The Story Behind Stubborn Inflation

Lauren Hyomin Kim
3 min readMay 31, 2023
FT montage; Dreamstime

Even as the economy is close to full recovery from the COVID-19 pandemic that swept the world two years ago, US inflation rates remain high. As of today (May 30, 2023), the inflation rate is at 4.93%. While this is 0.05% lower than what it was at 4.98% last month in April—and way lower than its peak at 9.1% in June—, it still floats far above the 2% target rate that the Fed set back in 2012.

There are usually two stories behind inflation: demand-pull inflation and cost-pull inflation. Demand-inflation happens when consumer demand exceeds supply. Cost-pull inflation happens when there is a sudden supply shock, resulting in a decrease in goods and services provided. The question on the table is which of these two explains high consumer prices now.

The story used to be cost-pull inflation. The onset of the Russian-Ukraine war back in February fueled product shortages in the food, energy, and mineral markets that resulted in cost increases. The conflict also interfered with global supply chains, with major obstructions to the flow of goods into and out of the warring countries.

In recent months, the prices of input goods—like oil and food ingredients— that were once so high have started to gradually fall. The cost of transportation has also followed suit. The initial shocks of the Ukraine war and the pandemic have started to fade as the world readjusts and reorganizes itself. American consumer demand has shifted back to services and away from goods. This has led shipping rates to fall by more than 80% of what it was at its peak. Port congestion and hold ups along both coasts have also started to clear up.

The story now is demand-pull inflation. Households emerging from the pandemic have built up a demand for goods and services. Not only are consumers eager to go out and spend on the things they were unable to during a global health crisis—vacations, cruise trips, concerts, etc.—, they also now have the means to finance their spending sprees. This is all thanks to generous government stimulus measures during the pandemic. Stimulus payments, investment gains, pay raises, and low interest rates place households in a better financial position to buy. Consumer excitement and excess disposable income contribute to a demand surge, which in turn might be keeping inflation high even as supply shocks disappear.

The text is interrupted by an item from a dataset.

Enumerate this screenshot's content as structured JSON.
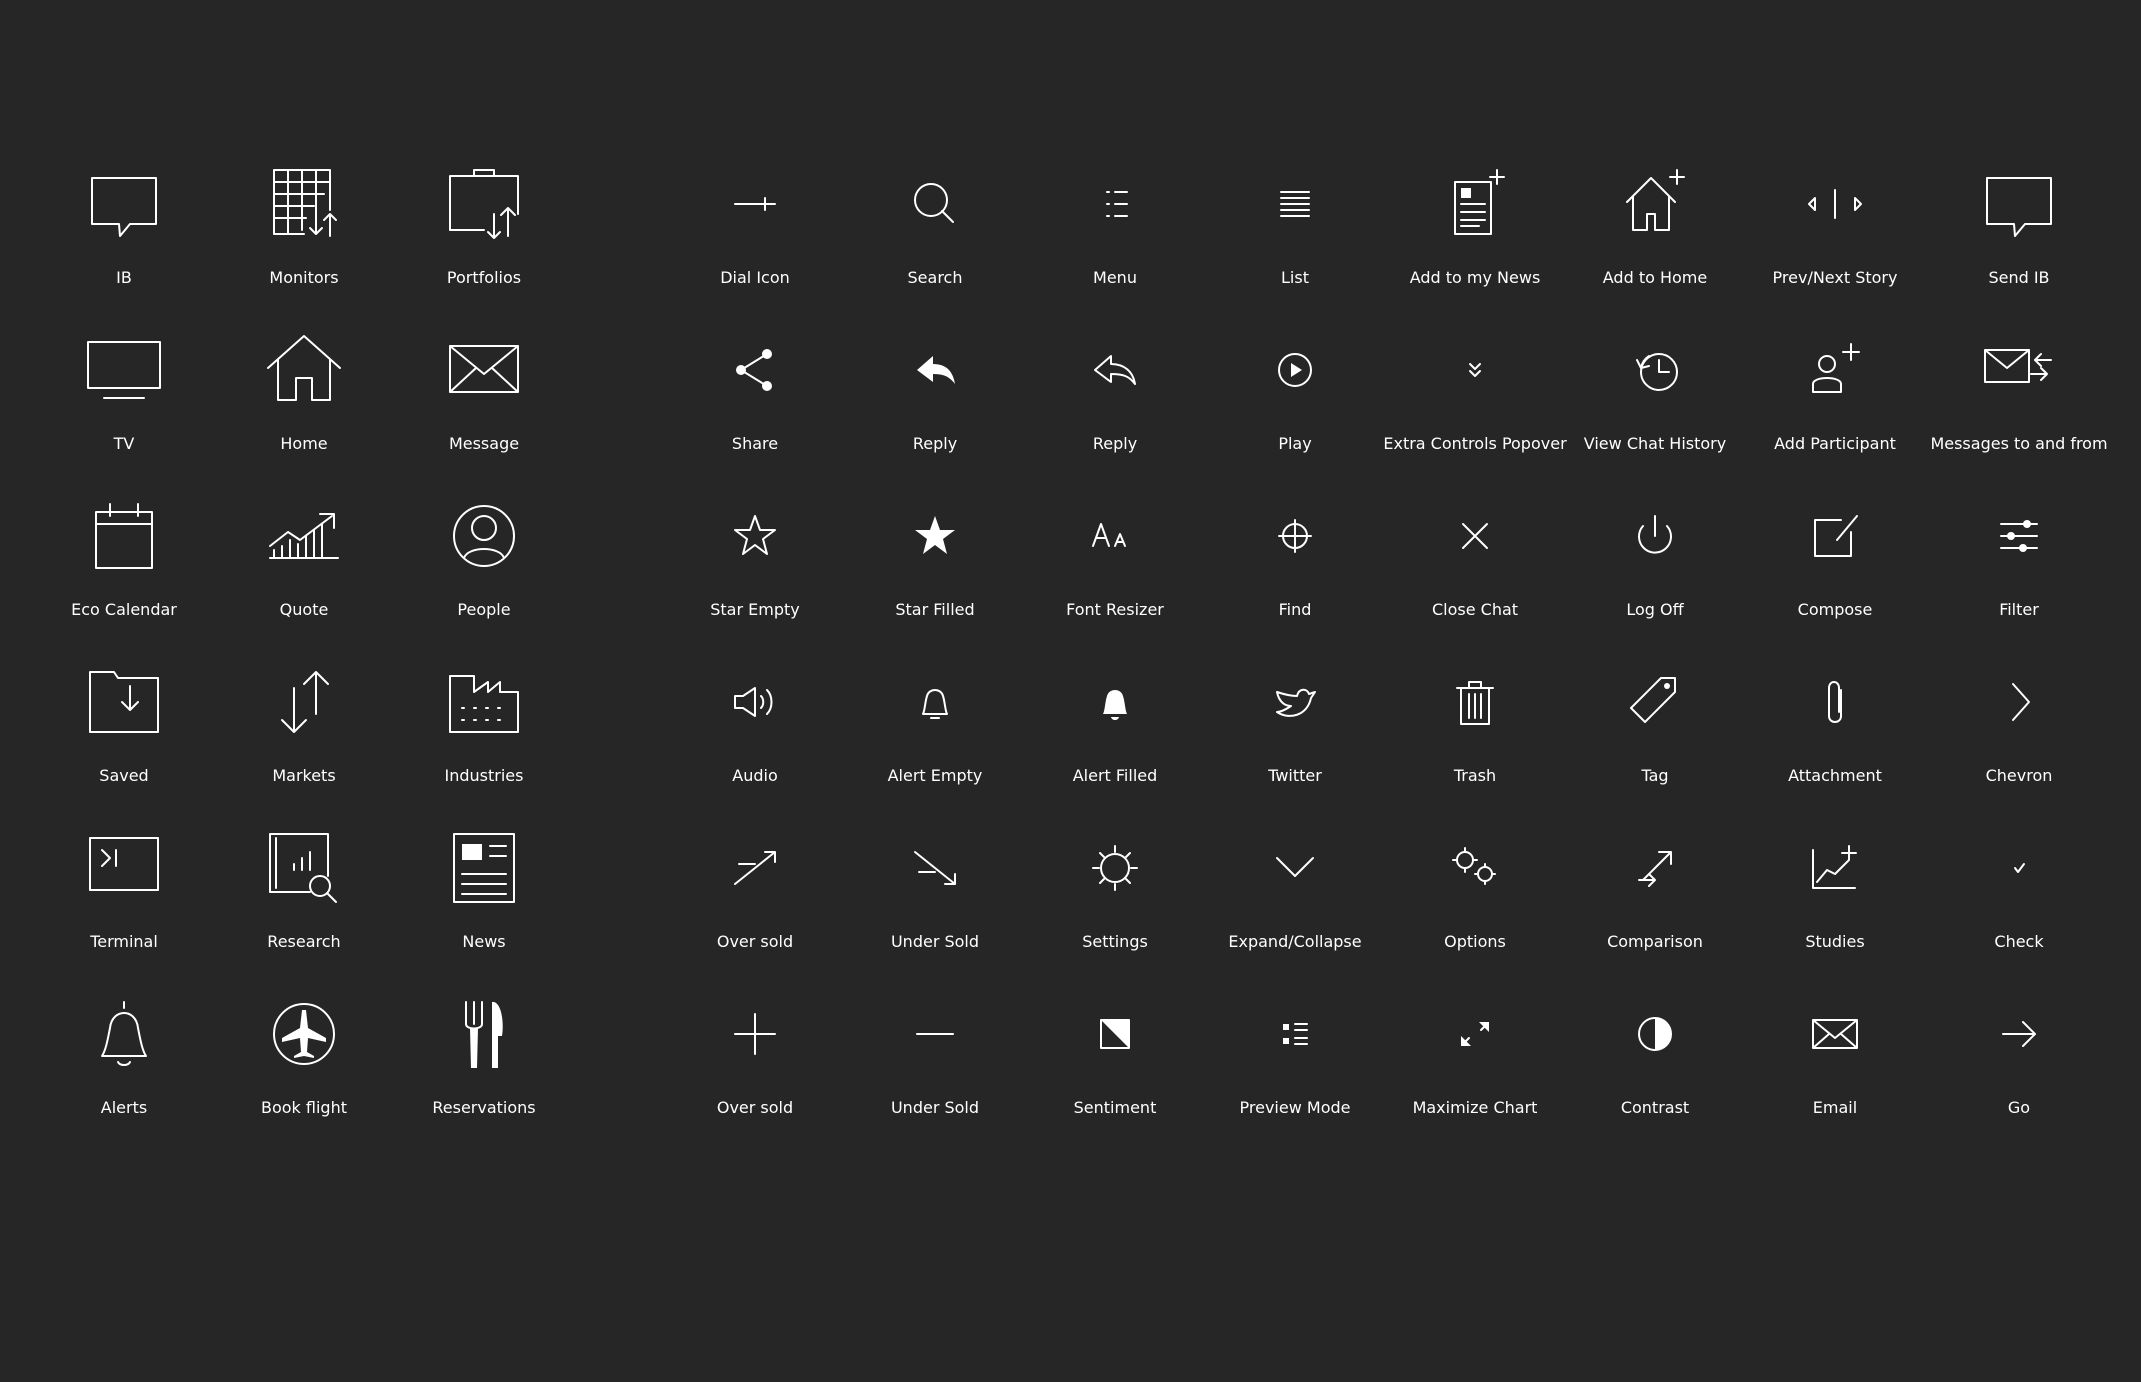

This is the changing story behind stubbornly high inflation. Unfortunately, it seems that as soon as things have started to settle down on the supply side, forces on the demand side have acted up to keep consumer prices high. In hopes of taming inflation, The Federal Reserve raised interest rates by a quarter of a percentage point back in March. Time can only tell whether this will provide much help in reigning back inflation rates. If not, economists remain hopeful that with the coming Biden-McCarthy budget deal and the proposed spending cuts, there will be clear improvements.